Cassidy pointed to the current situation with the Black and Gold where arguably their toughest, meanest warrior in Miller has been almost an entire calendar year with kneecap problems, and 35-year-old Backes understandably isn’t the willing pugilist he once was due to a slew of concussions he’s suffered since coming to Boston.

But does that speak to a need for that kind of player on a Bruins roster that suddenly seems to have tipped the scales way toward speed and skill rather than brawn, strength and a little bit of snarl?

“We will deal with internally. I’m comfortable with the guys sticking up for one another. Do we need a little more of it some nights? We need maybe somebody to pull it out of us on some nights,” said Cassidy. “That’s where I think it’s out of the coaches to pull it out a little bit or it’s up to a player that’s a pest to stir it up a little bit. We’ll address that internally as well.”

Cassidy referenced the impending return of Anton Blidh from shoulder surgery as a possible player that could stir the pot for the Black and Gold and get their dander up in some of the nights when it’s lacking across the 82-game regular season.

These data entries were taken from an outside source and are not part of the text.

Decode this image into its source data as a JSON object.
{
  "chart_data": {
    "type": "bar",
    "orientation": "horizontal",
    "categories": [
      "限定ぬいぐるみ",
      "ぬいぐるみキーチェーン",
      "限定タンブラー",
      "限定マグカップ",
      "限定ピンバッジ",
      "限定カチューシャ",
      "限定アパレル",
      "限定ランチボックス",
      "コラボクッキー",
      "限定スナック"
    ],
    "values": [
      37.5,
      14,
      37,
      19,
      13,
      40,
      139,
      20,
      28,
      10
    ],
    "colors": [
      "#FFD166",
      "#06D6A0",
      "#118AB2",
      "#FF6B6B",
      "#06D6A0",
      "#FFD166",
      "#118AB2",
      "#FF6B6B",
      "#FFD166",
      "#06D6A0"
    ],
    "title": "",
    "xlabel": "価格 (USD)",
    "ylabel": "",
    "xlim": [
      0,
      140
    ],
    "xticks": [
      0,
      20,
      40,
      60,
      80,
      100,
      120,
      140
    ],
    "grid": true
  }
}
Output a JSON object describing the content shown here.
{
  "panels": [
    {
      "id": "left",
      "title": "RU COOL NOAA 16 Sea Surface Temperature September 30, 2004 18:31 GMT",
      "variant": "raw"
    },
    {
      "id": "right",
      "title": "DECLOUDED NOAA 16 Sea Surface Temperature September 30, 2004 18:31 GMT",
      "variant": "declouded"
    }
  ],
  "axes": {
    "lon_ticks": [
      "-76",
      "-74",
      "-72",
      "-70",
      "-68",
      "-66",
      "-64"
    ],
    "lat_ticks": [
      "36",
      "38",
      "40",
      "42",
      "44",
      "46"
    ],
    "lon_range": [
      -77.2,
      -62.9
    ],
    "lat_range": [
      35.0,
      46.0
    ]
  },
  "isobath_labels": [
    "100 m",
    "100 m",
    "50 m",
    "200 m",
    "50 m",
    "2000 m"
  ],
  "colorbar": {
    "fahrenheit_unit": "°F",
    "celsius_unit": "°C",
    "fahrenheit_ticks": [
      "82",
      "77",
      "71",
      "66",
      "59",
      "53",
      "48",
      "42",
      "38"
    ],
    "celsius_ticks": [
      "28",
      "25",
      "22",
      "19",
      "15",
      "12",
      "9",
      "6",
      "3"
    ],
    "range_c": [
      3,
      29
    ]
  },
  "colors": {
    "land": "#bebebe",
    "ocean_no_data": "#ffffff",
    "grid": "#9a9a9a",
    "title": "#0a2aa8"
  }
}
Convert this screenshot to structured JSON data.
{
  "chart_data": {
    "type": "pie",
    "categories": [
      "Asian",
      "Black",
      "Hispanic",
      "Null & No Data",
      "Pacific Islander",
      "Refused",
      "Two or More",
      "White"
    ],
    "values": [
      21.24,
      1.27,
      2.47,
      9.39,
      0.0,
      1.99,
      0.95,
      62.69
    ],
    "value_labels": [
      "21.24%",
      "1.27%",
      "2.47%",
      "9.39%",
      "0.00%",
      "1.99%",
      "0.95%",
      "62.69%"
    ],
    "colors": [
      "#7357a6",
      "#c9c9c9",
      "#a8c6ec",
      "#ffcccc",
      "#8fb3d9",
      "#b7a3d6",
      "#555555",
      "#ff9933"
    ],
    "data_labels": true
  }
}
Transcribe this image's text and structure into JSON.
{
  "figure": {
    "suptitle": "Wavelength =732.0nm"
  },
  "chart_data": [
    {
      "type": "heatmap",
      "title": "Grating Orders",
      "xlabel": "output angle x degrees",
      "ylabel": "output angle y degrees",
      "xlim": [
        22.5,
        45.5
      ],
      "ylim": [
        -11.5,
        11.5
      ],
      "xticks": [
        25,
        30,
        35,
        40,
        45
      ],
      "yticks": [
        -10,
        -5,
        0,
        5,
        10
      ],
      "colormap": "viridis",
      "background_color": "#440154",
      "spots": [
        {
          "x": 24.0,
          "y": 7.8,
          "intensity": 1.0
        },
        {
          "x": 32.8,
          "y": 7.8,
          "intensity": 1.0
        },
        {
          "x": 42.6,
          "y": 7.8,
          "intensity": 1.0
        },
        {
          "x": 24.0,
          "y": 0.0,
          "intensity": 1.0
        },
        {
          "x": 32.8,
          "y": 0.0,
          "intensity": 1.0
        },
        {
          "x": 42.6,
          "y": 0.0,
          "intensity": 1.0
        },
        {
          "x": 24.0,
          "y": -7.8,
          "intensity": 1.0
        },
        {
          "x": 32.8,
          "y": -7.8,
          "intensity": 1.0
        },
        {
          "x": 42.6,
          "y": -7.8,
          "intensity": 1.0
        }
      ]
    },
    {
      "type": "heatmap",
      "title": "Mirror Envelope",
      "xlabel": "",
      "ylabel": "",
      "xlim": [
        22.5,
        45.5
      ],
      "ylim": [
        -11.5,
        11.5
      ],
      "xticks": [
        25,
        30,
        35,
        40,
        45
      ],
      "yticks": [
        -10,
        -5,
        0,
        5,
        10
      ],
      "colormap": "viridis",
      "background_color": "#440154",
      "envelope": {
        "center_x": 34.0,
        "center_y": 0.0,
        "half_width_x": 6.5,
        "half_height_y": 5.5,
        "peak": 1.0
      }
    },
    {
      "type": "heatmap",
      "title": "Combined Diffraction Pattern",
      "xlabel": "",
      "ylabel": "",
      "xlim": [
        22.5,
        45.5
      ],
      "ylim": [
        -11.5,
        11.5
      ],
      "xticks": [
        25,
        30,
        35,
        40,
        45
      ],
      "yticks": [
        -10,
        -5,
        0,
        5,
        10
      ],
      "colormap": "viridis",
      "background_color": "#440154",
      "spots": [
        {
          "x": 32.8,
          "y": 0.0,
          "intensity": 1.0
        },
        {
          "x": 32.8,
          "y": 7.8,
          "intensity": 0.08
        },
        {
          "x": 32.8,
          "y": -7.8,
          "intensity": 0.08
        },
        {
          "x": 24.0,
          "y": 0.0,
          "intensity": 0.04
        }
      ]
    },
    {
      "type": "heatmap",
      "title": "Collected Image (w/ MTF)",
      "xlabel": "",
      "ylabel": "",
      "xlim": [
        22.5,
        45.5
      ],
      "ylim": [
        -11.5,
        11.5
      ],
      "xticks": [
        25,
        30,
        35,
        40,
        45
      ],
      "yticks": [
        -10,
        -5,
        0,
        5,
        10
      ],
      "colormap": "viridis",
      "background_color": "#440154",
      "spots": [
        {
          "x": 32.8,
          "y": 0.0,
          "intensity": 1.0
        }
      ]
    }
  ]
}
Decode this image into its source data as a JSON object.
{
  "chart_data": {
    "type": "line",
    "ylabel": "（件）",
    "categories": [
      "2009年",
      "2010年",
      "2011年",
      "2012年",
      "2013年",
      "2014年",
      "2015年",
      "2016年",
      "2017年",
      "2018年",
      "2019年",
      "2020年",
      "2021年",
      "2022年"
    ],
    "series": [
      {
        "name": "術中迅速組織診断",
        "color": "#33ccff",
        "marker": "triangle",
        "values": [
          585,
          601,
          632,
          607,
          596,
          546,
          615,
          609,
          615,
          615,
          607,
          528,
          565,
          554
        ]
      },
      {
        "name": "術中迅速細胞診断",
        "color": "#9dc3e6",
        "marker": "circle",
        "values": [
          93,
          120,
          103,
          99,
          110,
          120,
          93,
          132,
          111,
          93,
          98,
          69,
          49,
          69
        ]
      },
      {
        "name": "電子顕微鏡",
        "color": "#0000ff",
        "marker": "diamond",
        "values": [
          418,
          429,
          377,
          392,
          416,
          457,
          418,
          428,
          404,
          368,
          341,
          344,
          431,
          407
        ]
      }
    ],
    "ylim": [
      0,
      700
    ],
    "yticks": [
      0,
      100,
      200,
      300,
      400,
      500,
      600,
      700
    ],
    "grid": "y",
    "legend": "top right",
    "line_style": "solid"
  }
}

But with all due respect to Cassidy, they are missing some serious snarl and tough guy attitude in their lineup with guys like Miller, Brett Ritchie, Connor Clifton and David Backes either injured or unable to bring even a little smidge of the old Big Bad Bruins to the table when it’s called for.

It’s clear as day when they run up against bigger, tougher and heavier teams like the Capitals and Blues that the Bruins are lacking in those areas, and it’s to a point where even teams like the Blue Jackets know they can rattle cages when they’re playing the Black and Gold.